Après avoir exprimé sa colère, Isaïe
va annoncer la naissance d’un fils né d’une jeune fille (ou d’une « femme »
selon d’autres traductions) qui n’est autre que la femme du roi Acaz et qui
donnera naissance à un fils (le futur roi Ezéchias). Isaïe sait que ce roi-là
tiendra compte de Dieu dans sa façon de gérer son royaume (d’où son nom
« Emmanuel » qui signifie Dieu avec nous) qu’il sera un roi sage -
c’est le sens de « se nourrir de
crème et de miel » - sachant choisir entre le bien et le mal
(contrairement au roi actuel) … Mais avant qu’il ne prenne la succession du roi
Acaz, il y aura un temps où les deux royaumes d’israël et de Judas seront
envahis par l’Assyrie, abandonnés, ce qui arrivera historiquement en 701.
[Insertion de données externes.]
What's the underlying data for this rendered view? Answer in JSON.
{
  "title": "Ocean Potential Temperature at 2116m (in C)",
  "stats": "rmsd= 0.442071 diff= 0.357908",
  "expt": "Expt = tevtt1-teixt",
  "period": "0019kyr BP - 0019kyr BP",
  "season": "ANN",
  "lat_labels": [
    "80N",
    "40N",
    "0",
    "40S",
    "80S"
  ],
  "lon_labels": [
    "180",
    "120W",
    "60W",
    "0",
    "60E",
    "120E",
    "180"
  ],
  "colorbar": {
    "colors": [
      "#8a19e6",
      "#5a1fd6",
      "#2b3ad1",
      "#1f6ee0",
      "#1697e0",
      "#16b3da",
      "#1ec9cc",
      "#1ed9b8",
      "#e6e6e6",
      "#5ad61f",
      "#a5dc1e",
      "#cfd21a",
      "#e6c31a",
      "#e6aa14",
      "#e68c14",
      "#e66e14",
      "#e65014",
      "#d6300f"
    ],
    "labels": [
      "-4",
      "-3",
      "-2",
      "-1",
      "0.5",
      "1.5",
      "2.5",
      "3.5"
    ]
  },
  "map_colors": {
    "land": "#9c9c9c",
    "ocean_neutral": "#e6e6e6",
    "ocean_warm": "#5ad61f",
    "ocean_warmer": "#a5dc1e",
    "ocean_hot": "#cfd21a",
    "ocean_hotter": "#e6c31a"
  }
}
J’espère que ce commentaire de la 1ere
lecture vous a éclairé, en tout cas, il nous prépare à entendre l’Evangile de
ce jour où Matthieu cite explicitement ce passage d’Isaïe. C’est
d’ailleurs pour cela que les liturges ont mis ces deux textes en parallèle
aujourd’hui. Il est donc clair que Matthieu a utilisé le texte d’Isaïe pour
éclairer la naissance de Jésus et donner un sens messianique à sa venue : Comme
le prédisait Isaïe, Jésus sera encore plus qu’Ezéchias, celui qui écoute Dieu, l’Emmanuel,
sachant choisir entre le bien et le mal, bref le messie annoncé par tous les
prophètes. Et par le personnage de Joseph, Matthieu va donner à Jésus une
ascendance royale, puisque Joseph, nous dit le texte, est fils de David. Ainsi
il nous est donné de penser que Jésus est le Roi des rois, le Seigneur des
seigneurs.
L’annonciation faite à Joseph est
intéressante à regarder de plus près : quand Mathieu nous dit qu’il ne
voulait pas répudier sa femme publiquement, il nous décrit par là un homme très
humain, doux, attentif, soucieux de ne pas humilier Marie. De plus Joseph est
capable de changer de projet puisqu’avant le songe, il avait décidé de répudier
Marie en secret et qu’après le songe, « il fit ce que l’ange du Seigneur avait prescrit : il prit chez lui
son épouse ». Il aurait pu décider autrement et n’en faire qu’à sa
tête, comme le roi Acaz ! Or lui, il écoute Dieu parler en lui, il fait
confiance quand Dieu lui fait signe, et décide d’accueillir les plans de Dieu
dans son histoire même si ceux-ci bousculent ses plans. On comprend que Jésus au
contact de Joseph et de Marie, ait pu faire, lui aussi, une telle confiance à
Dieu. Cette figure de Joseph que nous sommes invités à méditer en ce 4ème
dimanche de l’Avent, est une superbe invitation pour nous à grandir dans la
confiance en Celui qui vient et qui nous veut pleinement vivant. Comme de
Joseph il y a 2000 ans, Dieu a besoin de l’implication de l’homme pour que la
vie advienne, il a besoin de notre fiat pour pouvoir agir en nous et sauver ce
qui a besoin de l’être. Oui, le salut dépend de nous et de notre consentement à
laisser Dieu agir en nous et par nous.
L’Avent, c’est un
temps pour préparer
nos cœurs à dire oui à Dieu sans peur, sans crainte, sans méfiance,
comme Joseph et Marie, certain que Dieu ne nous fait et ne nous fera
que du
bien ! Il faut en être convaincu et il nous reste quelques jours
avant
Noël, pour dilater notre espace intérieur afin que Celui qui vient
puisse y
advenir, s’y sentir à l’aise, pour qu’il puisse y « crécher »
si
j’ose dire, afin de sauver en nous ce qui a besoin de l’être et sauver
par nous
ce qui dans notre monde a aussi besoin de l’être. Car la mission de
ceux qui
croient au Christ, est de le mettre au monde comme Marie et Joseph
l’ont fait
par leur « oui ».
Alors, a vous qui êtes appelés à être
saints, comme le dit St Paul dans la seconde lecture, je vous souhaite pour le
reste de ce temps de l’Avent, la
grâce et la paix de la part de Dieu notre Père et du Seigneur Jésus Christ.